On the Cover :
WHAT HAPPENS WHEN YOU CROSS GAMER, BANKER, POLITICIAN AND TERRORIST WITH VIRTUAL MONEY?
From the bestselling author of If God was a Banker comes the first ever bitcoin thriller. God is a Gamer is a world where money means nothing, martyrs are villains, predators are prey. Assassination is taught by the ancient Greeks, and nothing is as it seems.
Moving from Washington’s congress to Delhi’s finance ministry, the beaches of Goa to the Corporate boardrooms of Mumbai, this is Ravi Subramanian’s most gripping novel yet.
About the Author :
Ravi Subramanian, an alumnus of IIM Bangalore, has spent two decades working his way up the ladder of power in the amazingly exciting and adrenaline-pumping world of global banks in India. It is but natural that his stories are set against the backdrop of the financial services industry. In 2008, his debut novel, If God was a Banker, won the Golden Quill Readers’ Choice Award. He won the Economist Crossword Book Award in 2012 for The Incredible Banker and the crossword Book Award in 2013 for The Bankster. He lives in mumbai with his wife Dharini, and daughter, Anusha.
REVIEW :
God is a Gamer starts with an insight of how Bitcoins came into existence and gradually we discover how Bitcoins became such popular and important part of Internet underworld. From murder mysteries to scams to Robberies to Love Affairs, God is a Gamer has all the masala a good thriller should contain, yet at some point it disappointed me. The first 20 chapters kept on introducing Characters and a part of their mysteries. As story kept progressing more and more information was added. sometimes, it felt the information was not important but, in the end all the information provided fell into the right boxes.
so much was happening at a given point in different parts of world.

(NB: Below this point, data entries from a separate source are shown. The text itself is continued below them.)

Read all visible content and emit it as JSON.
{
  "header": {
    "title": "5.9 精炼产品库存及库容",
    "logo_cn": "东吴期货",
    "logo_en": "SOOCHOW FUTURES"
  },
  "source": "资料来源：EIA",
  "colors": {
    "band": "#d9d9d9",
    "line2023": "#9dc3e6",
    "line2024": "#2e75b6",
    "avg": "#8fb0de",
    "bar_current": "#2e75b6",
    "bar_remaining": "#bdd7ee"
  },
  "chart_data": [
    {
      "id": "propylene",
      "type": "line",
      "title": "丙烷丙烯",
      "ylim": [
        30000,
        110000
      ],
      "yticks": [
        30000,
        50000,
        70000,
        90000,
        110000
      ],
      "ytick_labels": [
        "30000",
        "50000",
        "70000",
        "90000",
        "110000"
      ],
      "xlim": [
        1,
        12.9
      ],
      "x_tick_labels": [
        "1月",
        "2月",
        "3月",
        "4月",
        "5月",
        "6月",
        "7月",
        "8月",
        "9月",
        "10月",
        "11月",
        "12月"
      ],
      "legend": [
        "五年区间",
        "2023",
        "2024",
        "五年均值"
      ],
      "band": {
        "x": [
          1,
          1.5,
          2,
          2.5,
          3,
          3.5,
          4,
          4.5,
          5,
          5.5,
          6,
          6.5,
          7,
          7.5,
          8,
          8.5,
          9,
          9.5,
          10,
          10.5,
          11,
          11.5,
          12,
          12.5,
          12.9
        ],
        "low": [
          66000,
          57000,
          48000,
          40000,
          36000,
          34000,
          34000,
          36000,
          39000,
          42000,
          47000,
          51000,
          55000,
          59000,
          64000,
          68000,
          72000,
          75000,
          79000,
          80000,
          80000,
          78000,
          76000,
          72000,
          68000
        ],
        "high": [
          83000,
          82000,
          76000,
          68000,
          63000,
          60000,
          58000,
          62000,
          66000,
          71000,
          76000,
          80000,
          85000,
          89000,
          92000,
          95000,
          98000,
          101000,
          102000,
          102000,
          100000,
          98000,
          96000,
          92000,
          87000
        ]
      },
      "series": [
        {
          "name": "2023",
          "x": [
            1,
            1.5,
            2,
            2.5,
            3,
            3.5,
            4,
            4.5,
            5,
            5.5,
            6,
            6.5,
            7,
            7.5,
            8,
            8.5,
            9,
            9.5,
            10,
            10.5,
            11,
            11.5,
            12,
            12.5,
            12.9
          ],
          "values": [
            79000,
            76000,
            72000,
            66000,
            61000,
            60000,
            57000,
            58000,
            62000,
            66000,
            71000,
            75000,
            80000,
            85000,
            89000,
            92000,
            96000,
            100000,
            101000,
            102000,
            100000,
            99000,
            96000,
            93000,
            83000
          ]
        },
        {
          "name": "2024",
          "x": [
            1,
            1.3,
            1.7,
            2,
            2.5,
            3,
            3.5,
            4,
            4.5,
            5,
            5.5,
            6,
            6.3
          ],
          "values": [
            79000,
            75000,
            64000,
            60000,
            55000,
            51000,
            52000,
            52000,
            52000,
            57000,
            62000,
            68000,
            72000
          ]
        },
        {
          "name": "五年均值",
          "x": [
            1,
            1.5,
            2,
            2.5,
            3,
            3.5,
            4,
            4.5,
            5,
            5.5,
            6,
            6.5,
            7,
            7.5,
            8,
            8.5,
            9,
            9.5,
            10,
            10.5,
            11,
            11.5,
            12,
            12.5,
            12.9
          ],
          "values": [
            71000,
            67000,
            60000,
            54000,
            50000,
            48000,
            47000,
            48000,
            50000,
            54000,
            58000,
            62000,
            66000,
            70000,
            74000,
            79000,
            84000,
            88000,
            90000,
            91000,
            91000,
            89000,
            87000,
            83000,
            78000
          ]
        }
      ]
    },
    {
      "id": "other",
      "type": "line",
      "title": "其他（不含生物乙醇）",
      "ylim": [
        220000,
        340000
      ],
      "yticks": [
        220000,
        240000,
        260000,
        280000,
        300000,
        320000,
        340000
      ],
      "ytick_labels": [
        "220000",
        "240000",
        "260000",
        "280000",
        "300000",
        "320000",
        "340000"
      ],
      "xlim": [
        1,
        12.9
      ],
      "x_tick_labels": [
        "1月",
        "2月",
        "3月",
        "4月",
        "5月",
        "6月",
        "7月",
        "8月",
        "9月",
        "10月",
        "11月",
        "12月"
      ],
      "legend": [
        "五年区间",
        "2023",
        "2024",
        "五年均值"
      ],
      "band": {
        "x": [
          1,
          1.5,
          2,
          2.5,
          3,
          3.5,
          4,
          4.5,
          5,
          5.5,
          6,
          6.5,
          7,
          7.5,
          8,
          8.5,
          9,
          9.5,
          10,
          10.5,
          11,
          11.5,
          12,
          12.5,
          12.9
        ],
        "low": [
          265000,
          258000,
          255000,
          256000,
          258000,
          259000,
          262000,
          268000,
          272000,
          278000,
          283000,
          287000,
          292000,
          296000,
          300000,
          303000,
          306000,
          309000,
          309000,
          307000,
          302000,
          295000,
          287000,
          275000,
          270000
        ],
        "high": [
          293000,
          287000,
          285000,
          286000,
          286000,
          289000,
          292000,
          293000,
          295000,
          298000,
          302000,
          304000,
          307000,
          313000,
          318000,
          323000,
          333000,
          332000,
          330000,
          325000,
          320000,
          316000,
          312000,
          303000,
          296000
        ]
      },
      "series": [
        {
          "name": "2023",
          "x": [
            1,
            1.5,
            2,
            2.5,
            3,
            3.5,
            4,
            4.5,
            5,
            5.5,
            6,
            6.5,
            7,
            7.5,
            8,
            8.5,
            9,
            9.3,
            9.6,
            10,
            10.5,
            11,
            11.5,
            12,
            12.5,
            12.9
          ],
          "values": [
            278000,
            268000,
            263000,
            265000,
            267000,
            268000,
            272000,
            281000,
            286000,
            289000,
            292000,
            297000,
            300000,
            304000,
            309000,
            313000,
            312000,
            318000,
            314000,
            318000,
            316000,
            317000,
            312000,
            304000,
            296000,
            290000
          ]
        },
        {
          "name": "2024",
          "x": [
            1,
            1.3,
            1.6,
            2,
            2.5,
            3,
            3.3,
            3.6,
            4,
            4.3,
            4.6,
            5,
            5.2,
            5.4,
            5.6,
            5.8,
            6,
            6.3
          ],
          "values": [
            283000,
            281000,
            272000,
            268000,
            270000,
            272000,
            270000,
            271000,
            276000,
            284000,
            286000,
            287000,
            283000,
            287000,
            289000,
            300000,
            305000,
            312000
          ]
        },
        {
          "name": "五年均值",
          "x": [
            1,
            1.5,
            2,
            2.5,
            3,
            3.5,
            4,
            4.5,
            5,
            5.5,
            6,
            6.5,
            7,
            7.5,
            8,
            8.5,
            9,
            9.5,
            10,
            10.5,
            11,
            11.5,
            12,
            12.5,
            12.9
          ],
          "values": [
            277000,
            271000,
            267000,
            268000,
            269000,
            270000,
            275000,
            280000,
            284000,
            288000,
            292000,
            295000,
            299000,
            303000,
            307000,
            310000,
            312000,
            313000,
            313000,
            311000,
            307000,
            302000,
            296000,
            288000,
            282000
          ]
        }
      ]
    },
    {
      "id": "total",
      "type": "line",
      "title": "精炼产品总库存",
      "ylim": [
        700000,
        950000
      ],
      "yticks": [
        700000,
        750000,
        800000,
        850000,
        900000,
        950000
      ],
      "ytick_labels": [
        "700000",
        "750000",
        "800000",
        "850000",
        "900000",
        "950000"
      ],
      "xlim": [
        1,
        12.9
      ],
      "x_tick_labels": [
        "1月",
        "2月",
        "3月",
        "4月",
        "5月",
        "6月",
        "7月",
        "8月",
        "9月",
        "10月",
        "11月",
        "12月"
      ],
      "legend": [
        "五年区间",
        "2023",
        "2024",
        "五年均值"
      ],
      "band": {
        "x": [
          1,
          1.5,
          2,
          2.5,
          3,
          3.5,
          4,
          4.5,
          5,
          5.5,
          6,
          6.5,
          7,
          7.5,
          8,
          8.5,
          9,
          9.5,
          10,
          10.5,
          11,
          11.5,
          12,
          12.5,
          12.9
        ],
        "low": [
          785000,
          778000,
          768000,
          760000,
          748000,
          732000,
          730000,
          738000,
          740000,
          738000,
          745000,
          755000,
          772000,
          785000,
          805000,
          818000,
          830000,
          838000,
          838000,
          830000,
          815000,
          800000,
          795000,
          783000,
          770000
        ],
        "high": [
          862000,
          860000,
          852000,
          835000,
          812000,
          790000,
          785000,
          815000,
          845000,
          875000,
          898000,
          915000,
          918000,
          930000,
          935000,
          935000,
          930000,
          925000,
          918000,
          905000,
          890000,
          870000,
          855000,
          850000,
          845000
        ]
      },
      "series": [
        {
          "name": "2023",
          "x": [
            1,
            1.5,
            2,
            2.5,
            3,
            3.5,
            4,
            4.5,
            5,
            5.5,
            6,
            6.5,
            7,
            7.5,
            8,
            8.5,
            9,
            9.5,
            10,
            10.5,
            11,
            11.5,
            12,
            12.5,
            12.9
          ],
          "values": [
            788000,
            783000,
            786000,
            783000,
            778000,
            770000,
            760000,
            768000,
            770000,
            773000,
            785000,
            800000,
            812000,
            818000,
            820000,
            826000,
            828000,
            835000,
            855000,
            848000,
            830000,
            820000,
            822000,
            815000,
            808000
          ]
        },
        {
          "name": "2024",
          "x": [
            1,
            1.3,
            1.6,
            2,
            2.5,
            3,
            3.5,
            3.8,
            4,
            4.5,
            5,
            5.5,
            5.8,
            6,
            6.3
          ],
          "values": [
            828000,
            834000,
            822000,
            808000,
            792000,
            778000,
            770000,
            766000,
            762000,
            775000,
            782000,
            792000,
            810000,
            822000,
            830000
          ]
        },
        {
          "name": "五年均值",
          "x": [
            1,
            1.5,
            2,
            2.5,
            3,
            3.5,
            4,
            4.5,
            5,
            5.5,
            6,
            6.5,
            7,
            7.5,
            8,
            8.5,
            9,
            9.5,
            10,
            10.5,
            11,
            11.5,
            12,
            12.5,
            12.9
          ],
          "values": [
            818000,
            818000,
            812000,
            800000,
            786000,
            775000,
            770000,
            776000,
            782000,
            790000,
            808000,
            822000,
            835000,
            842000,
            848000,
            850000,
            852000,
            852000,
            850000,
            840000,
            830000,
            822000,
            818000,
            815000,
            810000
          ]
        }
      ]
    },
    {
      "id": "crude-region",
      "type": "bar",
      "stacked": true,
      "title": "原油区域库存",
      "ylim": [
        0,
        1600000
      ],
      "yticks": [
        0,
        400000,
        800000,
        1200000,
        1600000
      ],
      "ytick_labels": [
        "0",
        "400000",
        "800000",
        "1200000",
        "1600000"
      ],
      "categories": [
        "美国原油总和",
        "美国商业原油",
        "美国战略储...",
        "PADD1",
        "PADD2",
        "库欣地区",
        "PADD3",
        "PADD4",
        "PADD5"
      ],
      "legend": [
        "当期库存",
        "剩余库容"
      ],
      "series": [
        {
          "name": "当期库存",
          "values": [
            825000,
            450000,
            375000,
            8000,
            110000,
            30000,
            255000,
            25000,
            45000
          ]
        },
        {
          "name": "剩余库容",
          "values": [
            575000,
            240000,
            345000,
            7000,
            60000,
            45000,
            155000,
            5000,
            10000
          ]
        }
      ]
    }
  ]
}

Malvika Sehgal, chairman of a global bank was murdered in mumbai, Finance minister’s involvent was suspected in the murder, robbers were looting money through ATM’s in America, Gillian Tan, handpicked by Barrack Obama to drive American foreign policy in South Asia was assassinated. All the incidents were inter-related in some way or the other. Adrian and Tony, FBI agents had the burden to solve the mystery of assassination but instead they came across more and more mysteries until it became a big jigsaw puzzle.
I lost interest in the middle for few chapters but regained later. Good thing about thrillers is your brain keeps functioning while you are reading them, Unsolving the mystery of who the real culprit is and my brain worked overtime maybe. Like always I tried solving the mystery while reading it and was right with my conclusions. At one point it felt the story is being stretched. I certainly didn’t like the anti-climax portion. This book left me disappointed. Two wrongs cannot make one right. I detest the revenge part.
on the whole it was an average reading experience. I expected more from Ravi Subramanian.